A recent report in the August issue of the Archives of Dermatology indicates that antioxidant supplements do not appear to be associated with an increased risk of melanoma, the deadliest of all skin cancers. Several randomized trials have been conducted to determine if daily supplementation with vitamin C and E, selenium, zinc and beta carotene are linked to an increased risk of melanoma, and some tests showed that certain supplements could increase the risk of skin cancer in women.
69,671 women and men have participated in the Vitamins and Lifestyle (VITAL) study overseen by Maryam M. Asgari, M.D., M.P.H., and colleagues of Kaiser Permanente Northern California, Oakland, and the study lasted for two years. This program asked participants to complete a 24-[age questionnaire about their lifestyle including their diet, any supplements they have been taking, their health history, and any other factors that may contribute to increased cancer risk.

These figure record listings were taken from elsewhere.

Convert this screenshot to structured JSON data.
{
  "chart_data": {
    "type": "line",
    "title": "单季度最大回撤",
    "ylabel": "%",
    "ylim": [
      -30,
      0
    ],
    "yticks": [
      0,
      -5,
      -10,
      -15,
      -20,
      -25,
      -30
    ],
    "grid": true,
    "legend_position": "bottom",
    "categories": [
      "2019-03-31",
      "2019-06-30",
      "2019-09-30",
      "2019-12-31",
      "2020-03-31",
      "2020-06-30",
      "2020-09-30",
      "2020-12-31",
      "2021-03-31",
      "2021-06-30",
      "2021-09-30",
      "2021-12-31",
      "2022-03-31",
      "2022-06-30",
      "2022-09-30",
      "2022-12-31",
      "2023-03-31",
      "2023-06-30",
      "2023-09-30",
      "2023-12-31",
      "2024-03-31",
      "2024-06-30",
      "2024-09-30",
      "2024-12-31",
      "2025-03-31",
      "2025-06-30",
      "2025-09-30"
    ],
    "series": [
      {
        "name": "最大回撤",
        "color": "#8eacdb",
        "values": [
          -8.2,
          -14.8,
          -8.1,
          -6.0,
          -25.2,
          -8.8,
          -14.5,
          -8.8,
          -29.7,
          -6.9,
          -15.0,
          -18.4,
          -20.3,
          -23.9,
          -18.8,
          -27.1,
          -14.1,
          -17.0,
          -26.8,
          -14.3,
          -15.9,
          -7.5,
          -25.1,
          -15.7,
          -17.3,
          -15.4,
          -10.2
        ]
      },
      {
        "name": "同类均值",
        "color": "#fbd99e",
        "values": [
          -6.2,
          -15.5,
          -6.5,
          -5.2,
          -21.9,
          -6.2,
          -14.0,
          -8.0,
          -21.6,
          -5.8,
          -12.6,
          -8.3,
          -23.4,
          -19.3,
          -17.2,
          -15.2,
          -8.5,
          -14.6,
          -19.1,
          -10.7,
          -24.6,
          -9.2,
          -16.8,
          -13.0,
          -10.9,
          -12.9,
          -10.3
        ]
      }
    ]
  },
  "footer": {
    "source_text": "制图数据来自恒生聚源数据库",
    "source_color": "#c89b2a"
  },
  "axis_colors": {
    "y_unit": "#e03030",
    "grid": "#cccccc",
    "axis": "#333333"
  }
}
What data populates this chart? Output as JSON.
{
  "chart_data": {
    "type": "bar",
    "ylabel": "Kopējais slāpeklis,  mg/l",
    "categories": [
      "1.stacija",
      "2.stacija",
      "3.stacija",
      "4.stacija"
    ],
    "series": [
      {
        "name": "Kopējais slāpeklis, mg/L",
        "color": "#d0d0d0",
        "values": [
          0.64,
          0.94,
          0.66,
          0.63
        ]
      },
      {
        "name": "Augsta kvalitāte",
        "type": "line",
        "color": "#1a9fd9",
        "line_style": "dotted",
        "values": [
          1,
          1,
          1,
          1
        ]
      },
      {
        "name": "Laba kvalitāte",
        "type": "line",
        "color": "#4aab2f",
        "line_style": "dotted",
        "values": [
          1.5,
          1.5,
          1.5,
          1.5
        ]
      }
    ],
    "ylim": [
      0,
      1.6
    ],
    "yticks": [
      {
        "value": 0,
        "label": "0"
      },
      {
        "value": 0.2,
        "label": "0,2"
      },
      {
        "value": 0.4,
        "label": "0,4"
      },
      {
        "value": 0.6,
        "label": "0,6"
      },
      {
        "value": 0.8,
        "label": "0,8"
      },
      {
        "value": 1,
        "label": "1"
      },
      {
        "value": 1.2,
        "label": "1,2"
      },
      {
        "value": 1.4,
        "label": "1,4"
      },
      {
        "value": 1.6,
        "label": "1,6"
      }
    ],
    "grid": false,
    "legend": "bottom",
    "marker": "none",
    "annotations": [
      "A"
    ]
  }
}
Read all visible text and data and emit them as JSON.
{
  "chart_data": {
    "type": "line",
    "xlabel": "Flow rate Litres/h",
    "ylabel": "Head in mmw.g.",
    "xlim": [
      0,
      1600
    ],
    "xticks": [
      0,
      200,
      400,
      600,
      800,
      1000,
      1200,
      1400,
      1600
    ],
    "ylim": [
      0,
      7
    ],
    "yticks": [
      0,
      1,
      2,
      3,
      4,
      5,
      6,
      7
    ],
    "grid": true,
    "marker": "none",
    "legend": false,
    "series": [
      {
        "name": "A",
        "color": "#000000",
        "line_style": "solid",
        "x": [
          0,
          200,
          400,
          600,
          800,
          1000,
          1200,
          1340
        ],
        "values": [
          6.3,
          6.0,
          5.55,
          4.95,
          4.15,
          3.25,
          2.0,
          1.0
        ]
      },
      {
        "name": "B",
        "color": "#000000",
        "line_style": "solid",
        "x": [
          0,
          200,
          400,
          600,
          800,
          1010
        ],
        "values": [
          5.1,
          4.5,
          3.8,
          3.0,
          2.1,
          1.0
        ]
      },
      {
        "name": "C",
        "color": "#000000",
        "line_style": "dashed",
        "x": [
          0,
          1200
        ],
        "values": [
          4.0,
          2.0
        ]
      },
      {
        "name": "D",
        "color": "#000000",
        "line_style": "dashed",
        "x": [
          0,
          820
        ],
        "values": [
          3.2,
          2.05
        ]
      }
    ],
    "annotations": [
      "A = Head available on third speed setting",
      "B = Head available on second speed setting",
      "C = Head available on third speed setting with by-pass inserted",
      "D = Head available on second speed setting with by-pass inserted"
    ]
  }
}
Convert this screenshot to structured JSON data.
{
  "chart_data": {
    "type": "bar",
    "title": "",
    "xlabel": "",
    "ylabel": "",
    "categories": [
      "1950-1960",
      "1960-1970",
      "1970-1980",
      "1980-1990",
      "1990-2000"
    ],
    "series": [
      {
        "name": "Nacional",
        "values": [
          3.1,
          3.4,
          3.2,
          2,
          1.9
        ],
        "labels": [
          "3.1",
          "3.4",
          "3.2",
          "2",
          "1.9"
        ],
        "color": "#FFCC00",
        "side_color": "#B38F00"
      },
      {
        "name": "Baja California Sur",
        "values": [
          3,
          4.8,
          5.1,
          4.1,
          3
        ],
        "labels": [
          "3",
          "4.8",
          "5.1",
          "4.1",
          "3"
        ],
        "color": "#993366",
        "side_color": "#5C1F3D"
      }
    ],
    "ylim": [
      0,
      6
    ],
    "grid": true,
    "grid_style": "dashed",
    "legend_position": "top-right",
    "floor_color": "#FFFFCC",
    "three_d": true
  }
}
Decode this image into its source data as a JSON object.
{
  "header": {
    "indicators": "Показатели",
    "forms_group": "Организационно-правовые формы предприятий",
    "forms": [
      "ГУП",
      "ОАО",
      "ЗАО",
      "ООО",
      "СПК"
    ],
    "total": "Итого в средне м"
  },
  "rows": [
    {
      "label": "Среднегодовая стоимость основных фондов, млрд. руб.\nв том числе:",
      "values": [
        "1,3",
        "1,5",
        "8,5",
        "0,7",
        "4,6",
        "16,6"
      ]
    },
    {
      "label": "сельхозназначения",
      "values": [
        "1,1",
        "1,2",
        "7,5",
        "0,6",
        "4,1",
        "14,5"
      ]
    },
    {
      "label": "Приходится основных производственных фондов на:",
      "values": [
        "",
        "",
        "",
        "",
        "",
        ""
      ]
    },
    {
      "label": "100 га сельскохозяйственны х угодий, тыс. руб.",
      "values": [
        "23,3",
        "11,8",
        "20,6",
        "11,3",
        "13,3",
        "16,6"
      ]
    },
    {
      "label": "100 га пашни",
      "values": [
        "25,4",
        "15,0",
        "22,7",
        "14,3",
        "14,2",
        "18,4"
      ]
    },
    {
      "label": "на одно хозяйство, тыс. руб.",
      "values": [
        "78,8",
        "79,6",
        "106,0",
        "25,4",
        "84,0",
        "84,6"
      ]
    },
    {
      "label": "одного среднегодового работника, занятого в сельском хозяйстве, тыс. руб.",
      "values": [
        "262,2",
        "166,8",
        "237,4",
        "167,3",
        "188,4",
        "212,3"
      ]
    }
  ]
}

Researchers found that there is in fact no link between increased melanoma risk and supplementation of beta carotene, selenium, vitamin E and other antioxidant supplements that had been previously reported as playing a role in the development of skin cancer. Another study shows that there is no association between taking vitamins A and C. HealthCentral.co reports that taking antioxidant supplements before prolonged sun exposure may in fact reduce oxidative damage, and may reduce the effects of sun damage on moles that might otherwise be receptive to cancerous changes. (Source: HealthCentral.com)
An estimated 48 to 55 percent of adults in the United States take vitamin and mineral supplements regularly, so any reports of potential negative effects or an increased risk of certain cancers raises several questions.
For now at least, there is documented proof that antioxidant supplements are not linked to an increased risk of skin cancers such as melanoma. Still, more studies by dermatologists and researchers are underway.